Aborto

Ha seguito il dibattito sulle nuove linee guida per la somministrazione della pillola abortiva, letto gli interventi di fautori e critici, ha riflettuto e si è confrontato. E infine ha messo mano, ieri, a una nota come presidente della Pontificia Accademia per la Vita nella quale denuncia il «più forte confinamento nella sfera privata di un gesto di grande rilevanza emotiva, sociale e morale» come l’interruzione di gravidanza e chiede di «non rinunciare alla ricerca di modalità e strumenti più adeguati per un progetto condiviso» sulla donna e la vita. Anche monsignor Vincenzo Paglia scende in campo su un nodo delicato quanto cruciale come le modalità con cui si abortisce – oggi, e ancor più domani – nel nostro Paese.

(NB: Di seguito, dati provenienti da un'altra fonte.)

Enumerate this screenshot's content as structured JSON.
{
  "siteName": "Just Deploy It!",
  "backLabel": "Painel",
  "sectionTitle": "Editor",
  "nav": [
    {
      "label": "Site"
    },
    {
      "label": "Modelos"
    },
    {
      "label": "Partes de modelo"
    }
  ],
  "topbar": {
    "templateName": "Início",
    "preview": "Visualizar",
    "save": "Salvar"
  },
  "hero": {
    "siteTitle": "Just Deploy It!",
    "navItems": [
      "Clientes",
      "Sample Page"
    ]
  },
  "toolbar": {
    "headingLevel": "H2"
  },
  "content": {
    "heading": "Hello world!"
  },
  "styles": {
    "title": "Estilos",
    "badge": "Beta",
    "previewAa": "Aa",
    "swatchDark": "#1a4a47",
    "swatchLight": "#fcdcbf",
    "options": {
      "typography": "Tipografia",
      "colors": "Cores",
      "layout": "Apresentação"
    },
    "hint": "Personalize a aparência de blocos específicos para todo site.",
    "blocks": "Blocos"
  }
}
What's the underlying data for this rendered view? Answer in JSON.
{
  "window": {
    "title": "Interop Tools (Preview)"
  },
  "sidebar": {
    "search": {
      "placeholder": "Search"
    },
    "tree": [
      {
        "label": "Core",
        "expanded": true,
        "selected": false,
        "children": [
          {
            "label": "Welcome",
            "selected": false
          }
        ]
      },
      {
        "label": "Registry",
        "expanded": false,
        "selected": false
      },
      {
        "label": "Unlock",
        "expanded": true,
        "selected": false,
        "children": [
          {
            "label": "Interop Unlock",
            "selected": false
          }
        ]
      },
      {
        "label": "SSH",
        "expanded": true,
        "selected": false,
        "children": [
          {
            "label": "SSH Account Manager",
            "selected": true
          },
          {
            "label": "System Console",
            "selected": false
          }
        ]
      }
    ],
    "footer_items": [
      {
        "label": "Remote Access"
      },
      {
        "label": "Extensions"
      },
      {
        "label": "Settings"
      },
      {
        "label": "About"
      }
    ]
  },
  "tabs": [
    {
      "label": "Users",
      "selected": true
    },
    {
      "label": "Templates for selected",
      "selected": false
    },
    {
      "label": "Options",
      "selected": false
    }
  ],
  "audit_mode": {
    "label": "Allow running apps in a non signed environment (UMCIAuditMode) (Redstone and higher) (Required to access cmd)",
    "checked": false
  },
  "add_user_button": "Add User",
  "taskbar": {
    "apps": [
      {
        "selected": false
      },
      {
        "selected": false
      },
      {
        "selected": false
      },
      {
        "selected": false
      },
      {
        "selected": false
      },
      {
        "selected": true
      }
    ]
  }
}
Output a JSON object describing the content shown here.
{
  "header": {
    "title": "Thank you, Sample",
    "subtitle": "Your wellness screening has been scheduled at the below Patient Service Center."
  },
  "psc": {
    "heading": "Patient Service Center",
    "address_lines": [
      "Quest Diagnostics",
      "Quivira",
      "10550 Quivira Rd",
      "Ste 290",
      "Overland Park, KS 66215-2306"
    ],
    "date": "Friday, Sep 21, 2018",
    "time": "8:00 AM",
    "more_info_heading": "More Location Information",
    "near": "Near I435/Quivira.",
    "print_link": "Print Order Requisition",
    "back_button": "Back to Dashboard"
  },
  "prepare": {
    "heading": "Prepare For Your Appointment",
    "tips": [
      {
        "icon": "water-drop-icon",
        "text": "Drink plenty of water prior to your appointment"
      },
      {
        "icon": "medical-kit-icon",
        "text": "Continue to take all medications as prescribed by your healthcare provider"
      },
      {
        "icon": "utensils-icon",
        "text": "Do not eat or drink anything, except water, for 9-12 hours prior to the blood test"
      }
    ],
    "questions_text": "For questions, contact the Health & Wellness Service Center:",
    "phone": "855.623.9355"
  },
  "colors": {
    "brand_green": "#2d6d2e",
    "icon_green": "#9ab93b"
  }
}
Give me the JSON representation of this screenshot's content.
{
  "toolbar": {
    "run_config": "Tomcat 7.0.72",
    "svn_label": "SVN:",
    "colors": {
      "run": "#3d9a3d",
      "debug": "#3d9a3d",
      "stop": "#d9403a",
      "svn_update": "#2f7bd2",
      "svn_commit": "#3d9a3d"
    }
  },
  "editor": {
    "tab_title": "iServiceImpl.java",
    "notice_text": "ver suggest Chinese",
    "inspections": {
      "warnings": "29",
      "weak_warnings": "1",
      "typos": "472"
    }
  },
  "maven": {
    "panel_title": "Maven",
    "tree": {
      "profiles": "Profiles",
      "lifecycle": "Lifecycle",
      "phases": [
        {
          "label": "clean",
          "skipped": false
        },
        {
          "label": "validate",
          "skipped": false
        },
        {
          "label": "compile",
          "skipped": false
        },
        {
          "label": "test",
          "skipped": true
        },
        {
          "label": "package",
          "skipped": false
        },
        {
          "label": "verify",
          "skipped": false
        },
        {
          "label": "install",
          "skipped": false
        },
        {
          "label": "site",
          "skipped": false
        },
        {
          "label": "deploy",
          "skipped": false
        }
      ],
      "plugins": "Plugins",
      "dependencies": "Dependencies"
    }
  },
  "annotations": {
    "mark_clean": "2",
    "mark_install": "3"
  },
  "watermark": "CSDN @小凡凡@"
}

Cos’ha pensato dell’annuncio di nuove linee guida sulla Ru486 e del dibattito di questi giorni?Mi sono detto che una volta ancora tutto il peso di una decisone comunque difficile e fisicamente dolorosa viene gettato sulle spalle delle donne, meglio, di quella singola donna. Viene lasciata sola da una procedura “farmacologica” che incide fortemente nel suo corpo e nel suo animo. Sappiamo che si tratta di un dramma terribile per le donne, per un evento spesso più subìto che scelto. La misericordia evangelica ci dice che la prossimità alle donne non può essere allentata.

Ma i fautori delle nuove regole sostengono che è proprio alla loro salute che si è pensato introducendole…Mi sembra che con queste linee guida si renda ancora più “privata” e “solitaria” la scelta di abortire. Questo è il vero tema. Più volte ho parlato del dramma della nostra epoca come «il crollo del Noi». Qui il «Noi» continua a crollare. E la società che dovrebbe sostenere i suoi figli li lascia soli. Per questo si deve sottolineare che nelle linee guida si disattende la 194 proprio nella parte in cui valorizzava la prevenzione e il sostegno alle donne, per ridurre – e magari azzerare – il ricorso all’interruzione di gravidanza.

L’aborto con la procedura dei due farmaci – abortivo ed espulsivo – alla fine sortisce il medesimo effetto di quello chirurgico. Cosa differenzia allora il giudizio su questi due percorsi?Gli strumenti farmacologici lo rendono un percorso “più pulito”? Non credo, al massimo lo sottraggono alle relazioni. Lo rendono privo di rischi? Mi sembra che spostare in avanti i termini, dalla settima alla nona settimana, possa comportare un aumento di rischi e di stress per la donna, come implicitamente si riconosce quando si suggerisce come criterio di esclusione ansia e bassa soglia del dolore. Il giudizio sull’aborto, come sia, è sempre negativo. E senza equivoci.